Swimming with wild dolphins in Kaikoura

A lot of you probably have this image of hanging on to a fin through the water, getting kisses and loads of interactions while swimming with dolphins, but that’s in a pool with a tamed one. Swimming with wild dolphins is something completely different whatsoever and a truly amazing experience.

Because it was my last day in New Zealand, and I would have to head back to Christchurch airport later that day, I signed up for the morning trip. I got up around 4.30 and by 5am, after a short walk in the pitch black of the night, I was at the headquarters of Dolphin Encounters. Everyone got fitted out with wetsuits and snorkeling equipment and we got a little briefing before we went to the boats.

We headed out to more dolphin filled waters while the sun rose on the horizon, and it was absolutely beautiful. After about half an hour, they had spotted a nice little group of dolphins so we went for our first swim. The water was really cold at first, but as soon as you started moving (and the moment you spotted your first dolphin) it didn’t feel too bad. Our first swim was the longest one, and it was really nice. We were a bunch of people splashing around in the water with our heads down, singing through our snorkels, probably looking ridiculous, but having so much fun.

       

I was so surprised at how close some of the dolphins would come. I had met some people earlier on my trip who had swam with dolphins as well, and they told of dolphins swimming so close that if you had wanted to, you could have reached out and touched them, and it was true. What also surprised me was how easy it was to get some kind of “contact” with them. They would follow you with their eyes, and if you caught their gaze; more times than not they would start swimming around you for as long as you could keep up (keeping up was the hard part).
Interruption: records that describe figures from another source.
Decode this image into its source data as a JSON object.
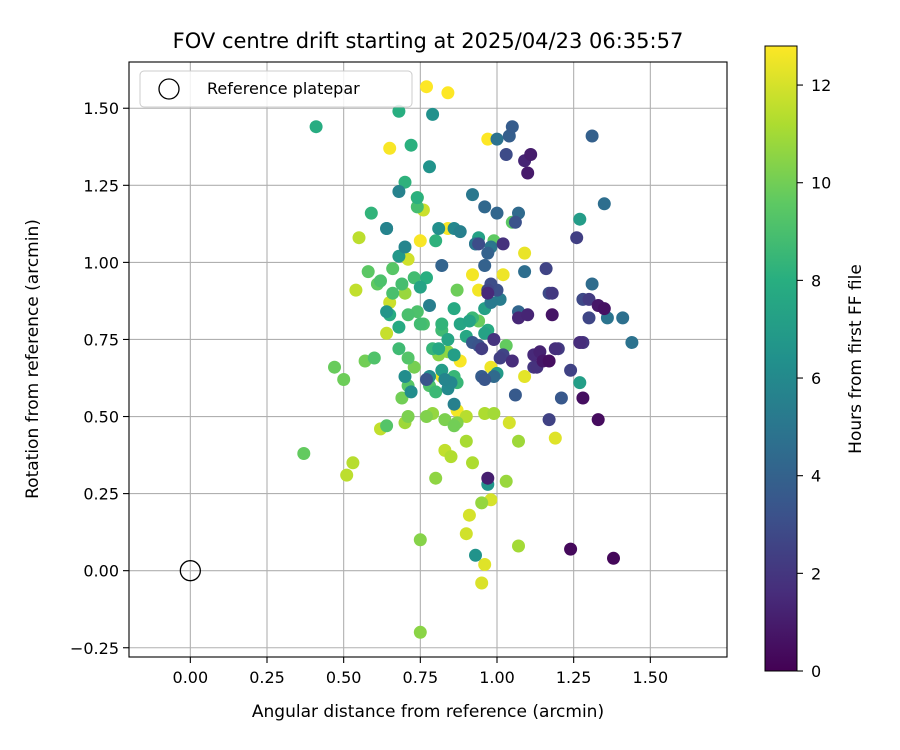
{
  "chart_data": {
    "type": "scatter",
    "title": "FOV centre drift starting at 2025/04/23 06:35:57",
    "xlabel": "Angular distance from reference (arcmin)",
    "ylabel": "Rotation from reference (arcmin)",
    "xlim": [
      -0.2,
      1.75
    ],
    "ylim": [
      -0.28,
      1.65
    ],
    "xticks": [
      "0.00",
      "0.25",
      "0.50",
      "0.75",
      "1.00",
      "1.25",
      "1.50"
    ],
    "xtick_values": [
      0,
      0.25,
      0.5,
      0.75,
      1.0,
      1.25,
      1.5
    ],
    "yticks": [
      "−0.25",
      "0.00",
      "0.25",
      "0.50",
      "0.75",
      "1.00",
      "1.25",
      "1.50"
    ],
    "ytick_values": [
      -0.25,
      0,
      0.25,
      0.5,
      0.75,
      1.0,
      1.25,
      1.5
    ],
    "grid": true,
    "colormap": "viridis",
    "colorbar": {
      "label": "Hours from first FF file",
      "range": [
        0,
        12.8
      ],
      "ticks": [
        "0",
        "2",
        "4",
        "6",
        "8",
        "10",
        "12"
      ],
      "tick_values": [
        0,
        2,
        4,
        6,
        8,
        10,
        12
      ]
    },
    "legend": {
      "position": "top-left",
      "entries": [
        "Reference platepar"
      ]
    },
    "reference_point": {
      "x": 0.0,
      "y": 0.0,
      "label": "Reference platepar"
    },
    "points": [
      [
        1.38,
        0.04,
        0.2
      ],
      [
        1.24,
        0.07,
        0.3
      ],
      [
        1.33,
        0.49,
        0.4
      ],
      [
        1.28,
        0.56,
        0.5
      ],
      [
        1.35,
        0.85,
        0.6
      ],
      [
        1.18,
        0.83,
        0.7
      ],
      [
        1.15,
        0.68,
        0.8
      ],
      [
        1.1,
        1.29,
        0.9
      ],
      [
        1.11,
        1.35,
        1.0
      ],
      [
        0.97,
        0.3,
        1.1
      ],
      [
        1.09,
        1.33,
        1.3
      ],
      [
        1.07,
        0.82,
        1.4
      ],
      [
        1.12,
        0.7,
        1.5
      ],
      [
        1.27,
        0.74,
        1.6
      ],
      [
        1.19,
        0.72,
        1.7
      ],
      [
        1.02,
        1.06,
        1.8
      ],
      [
        0.99,
        0.75,
        1.9
      ],
      [
        1.12,
        0.66,
        2.0
      ],
      [
        1.18,
        0.9,
        2.1
      ],
      [
        1.2,
        0.72,
        2.2
      ],
      [
        0.95,
        0.72,
        2.3
      ],
      [
        1.01,
        0.69,
        2.4
      ],
      [
        1.17,
        0.49,
        2.5
      ],
      [
        1.16,
        0.98,
        2.6
      ],
      [
        1.3,
        0.82,
        2.7
      ],
      [
        1.28,
        0.88,
        2.8
      ],
      [
        1.03,
        1.35,
        2.9
      ],
      [
        0.98,
        0.93,
        3.0
      ],
      [
        1.0,
        0.91,
        3.1
      ],
      [
        1.06,
        1.13,
        3.2
      ],
      [
        0.94,
        0.73,
        3.3
      ],
      [
        0.96,
        0.62,
        3.4
      ],
      [
        1.21,
        0.56,
        3.5
      ],
      [
        1.06,
        0.57,
        3.6
      ],
      [
        1.05,
        1.44,
        3.7
      ],
      [
        1.04,
        1.41,
        3.8
      ],
      [
        1.31,
        1.41,
        3.9
      ],
      [
        0.96,
        0.99,
        4.0
      ],
      [
        0.82,
        0.99,
        4.1
      ],
      [
        1.0,
        1.16,
        4.2
      ],
      [
        0.96,
        1.18,
        4.3
      ],
      [
        1.07,
        1.16,
        4.4
      ],
      [
        1.31,
        0.93,
        4.5
      ],
      [
        1.35,
        1.19,
        4.6
      ],
      [
        1.41,
        0.82,
        4.7
      ],
      [
        1.44,
        0.74,
        4.8
      ],
      [
        1.36,
        0.82,
        4.9
      ],
      [
        0.93,
        1.06,
        5.0
      ],
      [
        0.92,
        1.22,
        5.1
      ],
      [
        0.98,
        0.87,
        5.2
      ],
      [
        1.01,
        0.88,
        5.3
      ],
      [
        0.78,
        0.86,
        5.4
      ],
      [
        0.86,
        0.54,
        5.5
      ],
      [
        0.68,
        1.23,
        5.6
      ],
      [
        0.64,
        1.11,
        5.7
      ],
      [
        0.7,
        1.05,
        5.8
      ],
      [
        0.86,
        1.11,
        5.9
      ],
      [
        0.84,
        0.59,
        6.0
      ],
      [
        0.78,
        0.63,
        6.1
      ],
      [
        0.72,
        0.58,
        6.2
      ],
      [
        0.81,
        1.11,
        6.3
      ],
      [
        0.79,
        1.48,
        6.4
      ],
      [
        0.93,
        0.05,
        6.5
      ],
      [
        0.97,
        0.28,
        6.6
      ],
      [
        0.64,
        0.84,
        6.7
      ],
      [
        0.68,
        1.02,
        6.8
      ],
      [
        1.0,
        0.64,
        6.9
      ],
      [
        1.27,
        1.14,
        7.0
      ],
      [
        1.27,
        0.61,
        7.1
      ],
      [
        0.96,
        0.85,
        7.2
      ],
      [
        0.94,
        1.08,
        7.3
      ],
      [
        0.75,
        0.92,
        7.4
      ],
      [
        0.84,
        0.75,
        7.5
      ],
      [
        0.9,
        0.76,
        7.6
      ],
      [
        0.86,
        0.85,
        7.7
      ],
      [
        0.97,
        0.78,
        7.8
      ],
      [
        0.41,
        1.44,
        7.9
      ],
      [
        0.68,
        1.49,
        8.0
      ],
      [
        0.72,
        1.38,
        8.1
      ],
      [
        0.8,
        1.07,
        8.2
      ],
      [
        0.82,
        0.8,
        8.3
      ],
      [
        0.79,
        0.72,
        8.4
      ],
      [
        0.86,
        0.63,
        8.5
      ],
      [
        0.92,
        0.82,
        8.6
      ],
      [
        0.68,
        0.72,
        8.7
      ],
      [
        0.73,
        0.95,
        8.8
      ],
      [
        0.74,
        1.18,
        8.9
      ],
      [
        0.71,
        0.83,
        9.0
      ],
      [
        0.76,
        0.8,
        9.0
      ],
      [
        0.74,
        0.84,
        9.1
      ],
      [
        0.78,
        0.6,
        9.2
      ],
      [
        0.71,
        0.69,
        9.3
      ],
      [
        0.66,
        0.98,
        9.4
      ],
      [
        0.58,
        0.97,
        9.5
      ],
      [
        0.61,
        0.93,
        9.6
      ],
      [
        0.37,
        0.38,
        9.7
      ],
      [
        0.47,
        0.66,
        9.8
      ],
      [
        0.5,
        0.62,
        9.9
      ],
      [
        0.57,
        0.68,
        10.0
      ],
      [
        0.69,
        0.56,
        10.0
      ],
      [
        0.73,
        0.66,
        10.1
      ],
      [
        0.71,
        0.5,
        10.2
      ],
      [
        0.77,
        0.5,
        10.3
      ],
      [
        0.87,
        0.48,
        10.3
      ],
      [
        0.75,
        0.1,
        10.4
      ],
      [
        0.75,
        -0.2,
        10.5
      ],
      [
        0.8,
        0.3,
        10.6
      ],
      [
        0.95,
        0.22,
        10.7
      ],
      [
        1.03,
        0.29,
        10.8
      ],
      [
        1.07,
        0.42,
        10.9
      ],
      [
        1.07,
        0.08,
        11.0
      ],
      [
        0.9,
        0.42,
        11.1
      ],
      [
        0.92,
        0.35,
        11.2
      ],
      [
        0.85,
        0.37,
        11.3
      ],
      [
        0.53,
        0.35,
        11.4
      ],
      [
        0.51,
        0.31,
        11.5
      ],
      [
        0.62,
        0.46,
        11.6
      ],
      [
        0.64,
        0.77,
        11.7
      ],
      [
        0.65,
        0.87,
        11.8
      ],
      [
        0.71,
        1.01,
        11.9
      ],
      [
        0.54,
        0.91,
        11.6
      ],
      [
        0.55,
        1.08,
        11.5
      ],
      [
        0.74,
        1.21,
        11.7
      ],
      [
        0.76,
        1.17,
        11.8
      ],
      [
        0.98,
        0.23,
        12.0
      ],
      [
        0.9,
        0.12,
        11.9
      ],
      [
        0.91,
        0.18,
        12.0
      ],
      [
        0.95,
        -0.04,
        12.1
      ],
      [
        0.96,
        0.02,
        12.2
      ],
      [
        1.04,
        0.48,
        12.0
      ],
      [
        1.09,
        0.63,
        12.3
      ],
      [
        1.19,
        0.43,
        12.2
      ],
      [
        1.09,
        1.03,
        12.4
      ],
      [
        1.02,
        0.96,
        12.5
      ],
      [
        0.98,
        0.66,
        12.5
      ],
      [
        0.92,
        0.96,
        12.6
      ],
      [
        0.94,
        0.91,
        12.6
      ],
      [
        0.84,
        1.11,
        12.7
      ],
      [
        0.75,
        1.07,
        12.7
      ],
      [
        0.65,
        1.37,
        12.7
      ],
      [
        0.77,
        1.57,
        12.8
      ],
      [
        0.84,
        1.55,
        12.8
      ],
      [
        0.97,
        1.4,
        12.8
      ],
      [
        0.88,
        0.68,
        12.7
      ],
      [
        0.87,
        0.52,
        12.6
      ],
      [
        0.82,
        0.63,
        12.4
      ],
      [
        0.83,
        0.39,
        11.6
      ],
      [
        0.9,
        0.5,
        11.4
      ],
      [
        0.96,
        0.51,
        11.2
      ],
      [
        0.99,
        0.51,
        11.0
      ],
      [
        0.7,
        0.48,
        10.9
      ],
      [
        0.7,
        0.9,
        10.8
      ],
      [
        0.79,
        0.51,
        10.7
      ],
      [
        0.84,
        0.71,
        10.6
      ],
      [
        0.81,
        0.7,
        10.5
      ],
      [
        0.83,
        0.49,
        10.2
      ],
      [
        0.86,
        0.47,
        10.0
      ],
      [
        0.87,
        0.91,
        9.9
      ],
      [
        0.94,
        0.81,
        9.8
      ],
      [
        1.03,
        0.73,
        9.7
      ],
      [
        0.99,
        1.07,
        9.6
      ],
      [
        1.05,
        1.13,
        9.5
      ],
      [
        0.71,
        0.6,
        9.4
      ],
      [
        0.64,
        0.47,
        9.3
      ],
      [
        0.6,
        0.69,
        9.2
      ],
      [
        0.62,
        0.94,
        9.1
      ],
      [
        0.66,
        0.9,
        9.0
      ],
      [
        0.69,
        0.93,
        8.9
      ],
      [
        0.75,
        0.8,
        8.8
      ],
      [
        0.82,
        0.78,
        8.7
      ],
      [
        0.8,
        0.58,
        8.6
      ],
      [
        0.87,
        0.61,
        8.5
      ],
      [
        0.59,
        1.16,
        8.3
      ],
      [
        0.7,
        1.26,
        8.2
      ],
      [
        0.74,
        1.21,
        8.1
      ],
      [
        0.77,
        0.95,
        8.0
      ],
      [
        0.65,
        0.83,
        7.9
      ],
      [
        0.68,
        0.79,
        7.8
      ],
      [
        0.81,
        0.72,
        7.6
      ],
      [
        0.88,
        0.8,
        7.5
      ],
      [
        0.91,
        0.81,
        7.4
      ],
      [
        0.96,
        0.77,
        7.3
      ],
      [
        0.86,
        0.7,
        7.1
      ],
      [
        0.82,
        0.65,
        7.0
      ],
      [
        0.78,
        1.31,
        6.5
      ],
      [
        0.64,
        1.11,
        6.3
      ],
      [
        0.7,
        0.63,
        6.2
      ],
      [
        0.85,
        0.61,
        5.9
      ],
      [
        0.83,
        0.62,
        5.8
      ],
      [
        0.88,
        1.1,
        5.5
      ],
      [
        0.93,
        1.06,
        5.2
      ],
      [
        0.98,
        1.05,
        5.0
      ],
      [
        1.0,
        1.4,
        4.8
      ],
      [
        1.09,
        0.97,
        4.6
      ],
      [
        0.99,
        0.63,
        4.4
      ],
      [
        1.07,
        0.84,
        4.2
      ],
      [
        0.97,
        1.03,
        4.0
      ],
      [
        0.95,
        0.63,
        3.7
      ],
      [
        0.92,
        0.74,
        3.5
      ],
      [
        0.77,
        0.62,
        3.3
      ],
      [
        0.94,
        1.06,
        3.0
      ],
      [
        1.17,
        0.9,
        2.9
      ],
      [
        0.97,
        0.91,
        2.7
      ],
      [
        1.02,
        0.7,
        2.6
      ],
      [
        1.24,
        0.65,
        2.5
      ],
      [
        1.26,
        1.08,
        2.4
      ],
      [
        1.3,
        0.88,
        2.2
      ],
      [
        1.13,
        0.66,
        1.8
      ],
      [
        1.05,
        0.68,
        1.6
      ],
      [
        0.97,
        0.9,
        1.5
      ],
      [
        1.1,
        0.83,
        1.3
      ],
      [
        1.14,
        0.71,
        1.2
      ],
      [
        1.33,
        0.86,
        0.8
      ],
      [
        1.17,
        0.68,
        0.5
      ],
      [
        1.28,
        0.74,
        1.9
      ]
    ]
  }
}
When the horn went off, everyone went back to the boat. Apparently one of the other boats had found a huge group of dolphins, so we went there. If the first swim was great, nothing could have prepared us for the other ones. When we arrived we could see the whole ocean near us boiling with dolphins swimming and jumping near the surface. Our guide estimated it to be at least 200 dolphins, probably a lot more. At the first swim we would spot one dolphin at the time, try to interact with it, and then try to find another one, but here the dolphins were all around you. Suddenly I would have five dolphins swimming right beneath me, while two or three dolphins would swim around me at the same time. It was absolutely breathtaking and an amazing experience. I was trying to swim around in circles and take pictures at the same time, but most of the time the dolphins were almost too close (I think more or less all the pictures I took were taken at the widest my Canon s100 can go, and none are cropped other than to make it from a 4:3 to 3:2 pr 1:1 format, which might give you an idea of how close we’re talking).
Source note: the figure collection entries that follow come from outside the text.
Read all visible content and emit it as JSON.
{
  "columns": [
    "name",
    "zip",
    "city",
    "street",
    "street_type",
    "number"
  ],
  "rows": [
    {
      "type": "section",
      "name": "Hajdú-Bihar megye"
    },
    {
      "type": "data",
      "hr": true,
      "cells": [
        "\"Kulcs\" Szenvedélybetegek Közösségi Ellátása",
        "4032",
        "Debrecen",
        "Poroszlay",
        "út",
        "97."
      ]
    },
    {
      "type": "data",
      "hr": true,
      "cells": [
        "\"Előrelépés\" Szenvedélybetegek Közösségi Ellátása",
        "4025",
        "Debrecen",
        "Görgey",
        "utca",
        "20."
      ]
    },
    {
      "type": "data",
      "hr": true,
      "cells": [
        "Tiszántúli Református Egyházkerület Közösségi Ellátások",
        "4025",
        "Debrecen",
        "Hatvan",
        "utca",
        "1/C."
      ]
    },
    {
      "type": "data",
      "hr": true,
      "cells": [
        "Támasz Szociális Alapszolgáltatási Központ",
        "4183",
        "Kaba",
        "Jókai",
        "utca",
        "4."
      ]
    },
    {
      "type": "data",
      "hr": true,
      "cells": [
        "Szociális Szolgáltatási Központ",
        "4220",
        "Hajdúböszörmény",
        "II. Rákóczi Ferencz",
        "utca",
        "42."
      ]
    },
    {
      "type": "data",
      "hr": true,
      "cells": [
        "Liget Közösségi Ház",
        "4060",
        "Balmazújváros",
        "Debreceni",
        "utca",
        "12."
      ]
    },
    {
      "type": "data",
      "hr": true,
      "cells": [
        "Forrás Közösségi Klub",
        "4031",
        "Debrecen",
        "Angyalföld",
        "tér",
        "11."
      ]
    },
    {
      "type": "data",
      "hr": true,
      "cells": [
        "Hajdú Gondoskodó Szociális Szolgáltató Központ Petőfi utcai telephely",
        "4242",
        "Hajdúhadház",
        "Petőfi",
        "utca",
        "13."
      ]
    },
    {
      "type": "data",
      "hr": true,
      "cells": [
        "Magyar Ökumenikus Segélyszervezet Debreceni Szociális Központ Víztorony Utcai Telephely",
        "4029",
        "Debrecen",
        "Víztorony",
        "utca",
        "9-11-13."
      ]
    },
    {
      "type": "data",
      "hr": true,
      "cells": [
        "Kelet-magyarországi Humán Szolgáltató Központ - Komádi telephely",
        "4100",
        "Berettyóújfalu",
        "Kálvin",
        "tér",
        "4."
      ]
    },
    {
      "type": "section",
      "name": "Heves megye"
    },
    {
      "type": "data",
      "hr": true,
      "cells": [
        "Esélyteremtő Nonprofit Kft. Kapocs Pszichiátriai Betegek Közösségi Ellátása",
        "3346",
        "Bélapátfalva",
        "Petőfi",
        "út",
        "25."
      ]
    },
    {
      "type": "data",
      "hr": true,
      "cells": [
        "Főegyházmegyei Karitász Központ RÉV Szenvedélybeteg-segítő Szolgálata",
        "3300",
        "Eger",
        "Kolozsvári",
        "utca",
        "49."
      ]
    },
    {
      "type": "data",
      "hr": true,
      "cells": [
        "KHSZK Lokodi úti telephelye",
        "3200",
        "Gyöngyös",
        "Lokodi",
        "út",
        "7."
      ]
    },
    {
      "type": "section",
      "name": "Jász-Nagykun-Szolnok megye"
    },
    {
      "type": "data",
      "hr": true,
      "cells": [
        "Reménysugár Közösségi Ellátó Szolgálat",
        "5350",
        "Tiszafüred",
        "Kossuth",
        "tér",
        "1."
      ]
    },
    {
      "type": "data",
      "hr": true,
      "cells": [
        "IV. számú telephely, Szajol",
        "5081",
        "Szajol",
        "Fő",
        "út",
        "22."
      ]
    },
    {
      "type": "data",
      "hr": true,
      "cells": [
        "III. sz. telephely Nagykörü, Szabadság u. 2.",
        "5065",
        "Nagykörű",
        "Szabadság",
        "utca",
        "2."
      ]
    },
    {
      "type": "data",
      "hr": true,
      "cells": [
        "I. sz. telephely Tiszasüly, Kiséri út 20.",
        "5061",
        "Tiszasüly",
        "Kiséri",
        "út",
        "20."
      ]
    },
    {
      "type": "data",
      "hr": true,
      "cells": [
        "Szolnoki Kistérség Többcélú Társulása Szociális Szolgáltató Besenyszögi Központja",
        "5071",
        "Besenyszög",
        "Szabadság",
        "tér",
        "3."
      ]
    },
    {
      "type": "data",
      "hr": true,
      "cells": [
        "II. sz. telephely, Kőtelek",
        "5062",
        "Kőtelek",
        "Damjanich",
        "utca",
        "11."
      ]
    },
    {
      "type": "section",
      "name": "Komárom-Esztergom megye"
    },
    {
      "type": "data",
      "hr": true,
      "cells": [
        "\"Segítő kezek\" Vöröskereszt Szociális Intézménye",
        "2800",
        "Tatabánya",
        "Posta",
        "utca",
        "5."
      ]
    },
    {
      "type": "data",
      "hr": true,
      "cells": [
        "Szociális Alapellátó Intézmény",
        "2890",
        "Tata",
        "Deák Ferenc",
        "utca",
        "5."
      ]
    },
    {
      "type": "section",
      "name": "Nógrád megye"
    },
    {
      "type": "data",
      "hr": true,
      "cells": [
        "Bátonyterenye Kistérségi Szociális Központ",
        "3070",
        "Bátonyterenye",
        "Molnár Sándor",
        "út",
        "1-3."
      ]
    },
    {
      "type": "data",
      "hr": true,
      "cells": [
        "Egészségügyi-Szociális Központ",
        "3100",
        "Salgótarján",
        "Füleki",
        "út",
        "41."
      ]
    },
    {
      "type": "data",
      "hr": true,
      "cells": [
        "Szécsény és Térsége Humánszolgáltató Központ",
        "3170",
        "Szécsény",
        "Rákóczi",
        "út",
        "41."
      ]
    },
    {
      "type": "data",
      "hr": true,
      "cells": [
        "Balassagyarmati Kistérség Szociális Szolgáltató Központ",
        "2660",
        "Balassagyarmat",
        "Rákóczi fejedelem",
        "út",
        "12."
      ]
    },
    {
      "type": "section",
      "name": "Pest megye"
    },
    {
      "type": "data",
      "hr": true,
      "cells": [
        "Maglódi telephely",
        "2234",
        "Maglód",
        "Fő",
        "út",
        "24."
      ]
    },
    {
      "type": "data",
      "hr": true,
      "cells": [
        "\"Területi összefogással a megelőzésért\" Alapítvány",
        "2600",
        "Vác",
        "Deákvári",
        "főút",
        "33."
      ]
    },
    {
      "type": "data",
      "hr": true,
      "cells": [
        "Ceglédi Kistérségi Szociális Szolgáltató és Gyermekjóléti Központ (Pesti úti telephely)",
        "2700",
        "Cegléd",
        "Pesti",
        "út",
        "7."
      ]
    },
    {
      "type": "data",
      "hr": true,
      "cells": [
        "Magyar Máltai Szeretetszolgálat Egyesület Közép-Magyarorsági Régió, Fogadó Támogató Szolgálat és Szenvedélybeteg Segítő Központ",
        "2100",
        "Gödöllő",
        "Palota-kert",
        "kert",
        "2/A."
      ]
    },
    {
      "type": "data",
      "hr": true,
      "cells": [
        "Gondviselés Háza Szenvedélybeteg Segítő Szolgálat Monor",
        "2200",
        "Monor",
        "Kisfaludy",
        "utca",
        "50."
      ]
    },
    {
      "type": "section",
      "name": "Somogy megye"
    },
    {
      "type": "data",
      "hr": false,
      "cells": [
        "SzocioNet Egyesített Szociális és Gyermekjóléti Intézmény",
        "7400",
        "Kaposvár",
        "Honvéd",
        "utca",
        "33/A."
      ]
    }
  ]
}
Our guide said we were really lucky and that it’s not often the dolphins are so curious and playful as they were that morning, and I were really happy that I would get such a great ending to my New Zealand trip. Some of the others didn’t have too much of a great experience though, they got seasick already on our way out and went out into the water maybe once. And there was almost constantly someone throwing up into the buckets provided, so if you want to go on a trip like this and is prone to seasickness, take a tablet before going out, or it might ruin your whole experience.